The point is to *prevent you* from distributing someone's property
without obeying their express restrictions. It is not and never
has been a matter of seizing your property; that is a misunderstanding
that that language in the GPL is meant to dispel, although it fails
to do so. "You can't hoard the source of programs derived from ours"
does not mean "If you distribute programs derived from ours, we own
them". Linking GPLed code into a binary is considered to create
a derived work, at least by the FSF.
> Also, it's my understanding that even if cygnus owns the copyright,
> the GPL is a license from FSF so I don't see how somebody else could
> enforce the license.
All such rights and rights to enforcement belong to the copyright
holder (that's why it's called a copy"right").
How someone can enforce their copyright is spelled out in copyright law.

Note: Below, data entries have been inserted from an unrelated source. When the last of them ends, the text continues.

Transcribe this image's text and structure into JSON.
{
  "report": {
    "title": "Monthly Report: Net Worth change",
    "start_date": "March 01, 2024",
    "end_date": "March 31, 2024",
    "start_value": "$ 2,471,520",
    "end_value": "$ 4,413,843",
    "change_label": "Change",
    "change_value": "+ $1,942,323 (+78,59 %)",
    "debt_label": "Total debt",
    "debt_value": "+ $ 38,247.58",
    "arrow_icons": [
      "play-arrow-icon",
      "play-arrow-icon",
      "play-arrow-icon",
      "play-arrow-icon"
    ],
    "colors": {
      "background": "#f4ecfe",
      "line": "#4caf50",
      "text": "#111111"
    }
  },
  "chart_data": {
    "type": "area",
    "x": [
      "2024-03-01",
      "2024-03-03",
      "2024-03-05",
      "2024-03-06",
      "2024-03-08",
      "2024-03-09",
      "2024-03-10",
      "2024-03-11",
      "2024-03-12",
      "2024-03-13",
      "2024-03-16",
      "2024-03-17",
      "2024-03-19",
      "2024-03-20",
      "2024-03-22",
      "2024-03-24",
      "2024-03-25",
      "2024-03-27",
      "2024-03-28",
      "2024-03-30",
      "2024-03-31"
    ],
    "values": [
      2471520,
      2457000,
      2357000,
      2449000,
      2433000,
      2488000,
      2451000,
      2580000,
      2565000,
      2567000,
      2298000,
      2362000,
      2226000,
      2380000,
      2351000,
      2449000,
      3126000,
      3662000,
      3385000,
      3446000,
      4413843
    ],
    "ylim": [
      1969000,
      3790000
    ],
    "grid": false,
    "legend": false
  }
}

You seem to be confused by the fact that much GPLed code is owned
by the FSF, including code that was written by others but ownership
was turned over to the FSF, and perhaps by the fact that the GPL itself
is copyrighted by the FSF. The GPL is a document that describes the
terms of a copyright, terms that involve the granting of software
licenses. The "License" in "GPL" is a license to the "General
Public" from the owner of the copyright, not a license from the FSF.
How could the FSF possibly have licensing rights to code owned by
Cygnus to the exclusion of Cygnus; how were they granted such exclusive
rights? As opposed to code that Cygnus turned over to the FSF, such as
BFD; cygwin.dll is not such code. Anybody can put their code, code they
own, code they have the copyright to, under the GPL, which happens to be
published by the FSF. That does not automatically give the FSF any
special legal standing, including licensing rights. There is nothing in
the GPL that gives the FSF any rights to code copyrighted under it
(other than the rights that *everyone* in the public gets).
Really, all these issues have been discussed before and elsewhere;
I'm not the best person to debate them with, and this isn't the
best place to do it. So if you think I've said something false,
I direct you to gnu.misc.discuss (where you won't necessarily
get the right answers either), the FSF and Cygnus legal departments,
the U.S. Patent and Copyrights office, etc.